Hi! My name is Grace (a.k.a Gege). I am currently a research staff at National Laboratory of Pattern Recognition (NLPR) in the Institute of Automation (IA), Chinese Academy of Sciences (CAS), Beijing, China, working with Prof. Dr. Ran He. I'll be a Ph.D. student in the Autonomous Vision Group (AVG) starting Spring 2022, advised by Prof. Dr. Andreas Geiger.
My research interest is at the intersection of vision and learning. Currently, my research focuses on controllable image synthesis, as it provides a way to bridge the human will with artificial machines. I'm also working on causal representation learning to achieve better control and generalization ability in generative modeling.
Prior to NLPR, I studied in two Chinese "Excellent" departments of statistics in Beijing, i.e., School of Statistics, Renmin University of China (M.Sc. 2020) and School of Mathematics and Statistics, Central University of Finance and Economics (B.Sc. 2017), where I majored in Applied Statistics.
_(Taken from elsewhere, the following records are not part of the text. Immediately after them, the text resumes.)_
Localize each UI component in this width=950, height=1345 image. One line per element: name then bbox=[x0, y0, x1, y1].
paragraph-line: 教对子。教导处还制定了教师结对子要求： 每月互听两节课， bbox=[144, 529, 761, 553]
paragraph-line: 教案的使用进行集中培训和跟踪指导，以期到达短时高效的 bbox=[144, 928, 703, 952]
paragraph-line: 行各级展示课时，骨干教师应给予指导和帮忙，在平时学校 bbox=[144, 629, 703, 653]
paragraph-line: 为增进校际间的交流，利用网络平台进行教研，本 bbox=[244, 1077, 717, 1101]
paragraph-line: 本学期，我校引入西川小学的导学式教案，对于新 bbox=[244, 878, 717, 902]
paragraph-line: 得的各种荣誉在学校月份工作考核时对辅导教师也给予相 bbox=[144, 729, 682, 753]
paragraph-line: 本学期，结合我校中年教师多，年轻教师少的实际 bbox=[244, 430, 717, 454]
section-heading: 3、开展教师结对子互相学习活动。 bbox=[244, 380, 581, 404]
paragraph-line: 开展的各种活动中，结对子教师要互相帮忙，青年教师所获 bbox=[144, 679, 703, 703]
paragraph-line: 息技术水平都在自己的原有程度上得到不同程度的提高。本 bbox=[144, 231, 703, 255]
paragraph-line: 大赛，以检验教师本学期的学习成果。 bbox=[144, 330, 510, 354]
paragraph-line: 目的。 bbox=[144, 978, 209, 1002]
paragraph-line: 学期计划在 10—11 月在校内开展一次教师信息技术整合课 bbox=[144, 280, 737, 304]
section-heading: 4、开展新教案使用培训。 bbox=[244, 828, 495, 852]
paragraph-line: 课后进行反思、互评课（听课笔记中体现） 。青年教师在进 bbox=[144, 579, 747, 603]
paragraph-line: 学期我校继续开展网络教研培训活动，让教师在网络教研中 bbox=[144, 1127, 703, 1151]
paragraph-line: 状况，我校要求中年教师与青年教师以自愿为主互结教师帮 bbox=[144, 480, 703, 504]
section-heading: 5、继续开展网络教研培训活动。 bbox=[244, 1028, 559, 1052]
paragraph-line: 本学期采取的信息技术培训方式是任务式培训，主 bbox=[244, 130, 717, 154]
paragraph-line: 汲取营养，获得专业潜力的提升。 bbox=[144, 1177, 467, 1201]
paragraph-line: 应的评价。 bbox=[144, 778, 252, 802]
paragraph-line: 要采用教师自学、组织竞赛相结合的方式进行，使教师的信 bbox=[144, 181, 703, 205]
Causal Representation Learning for Context-Aware Face Transfer
Human face synthesis involves transferring knowledge about the identity and identity-dependent shape of a human face to target face images where the context (\eg, facial expressions, head poses, and other background factors) may change dramatically. Human faces are non-rigid, so facial expression leads to deformation of face shape, and head pose also affects the face observed in 2D images. A key challenge in face transfer is to match the face with unobserved new contexts, adapting the identity-dependent face shape (IDFS) to different poses and expressions accordingly. In this work, we find a way to provide prior knowledge for generative models to reason about the appropriate appearance of a human face in response to various expressions and poses. We propose a novel context-aware face transfer model, called CarTrans, that incorporates causal effects of contextual factors into face representation, and thus is able to be aware of the uncertainty of new contexts. We estimate the effect of facial expression and head pose in terms of counterfactuals by designing a controlled intervention trial, thus avoiding the need for dense multi-view observations to cover the pose-expression space well. Moreover, we propose a kernel regression-based encoder that eliminates the identity specificity of the target face when encoding contextual information from the target image. The resulting method shows impressive performance, allowing fine-grained control over face shape and appearance under various contextual conditions.
Information Bottleneck Disentanglement for Identity Swapping
Improving the performance of face forgery detectors often requires more identity-swapped images of higher-quality. One core objective of identity swapping is to generate identity-discriminative faces that are distinct from the target while identical to the source. To this end, properly disentangling identity and identity-irrelevant information is critical and remains a challenging endeavor. In this work, we propose a novel information disentangling and swapping network, called InfoSwap, to extract the most expressive information for identity representation from a pre-trained face recognition model. The key insight of our method is to formulate the learning of disentangled representations as optimizing an information bottleneck trade-off, in terms of finding an optimal compression of the pre-trained latent features. Moreover, a novel identity contrastive loss is proposed for further disentanglement by requiring a proper distance between the generated identity and the target. While the most prior works have focused on using various loss functions to implicitly guide the learning of representations, we demonstrate that our model can provide explicit supervision for learning disentangled representations, achieving impressive performance in generating more identity-discriminative swapped faces.
M.Sc. in Applied Statistics, 2020
- School of Statistics
- Renmin University of China
B.Sc. in Applied Statistics, 2017
- School of Mathematics and Statistics
- Central University of Finance and Economics
I was born in Beijing, China. My Chinese name is Gege Gao (高格格). Hešeri (赫舍里) is my ancestral surname.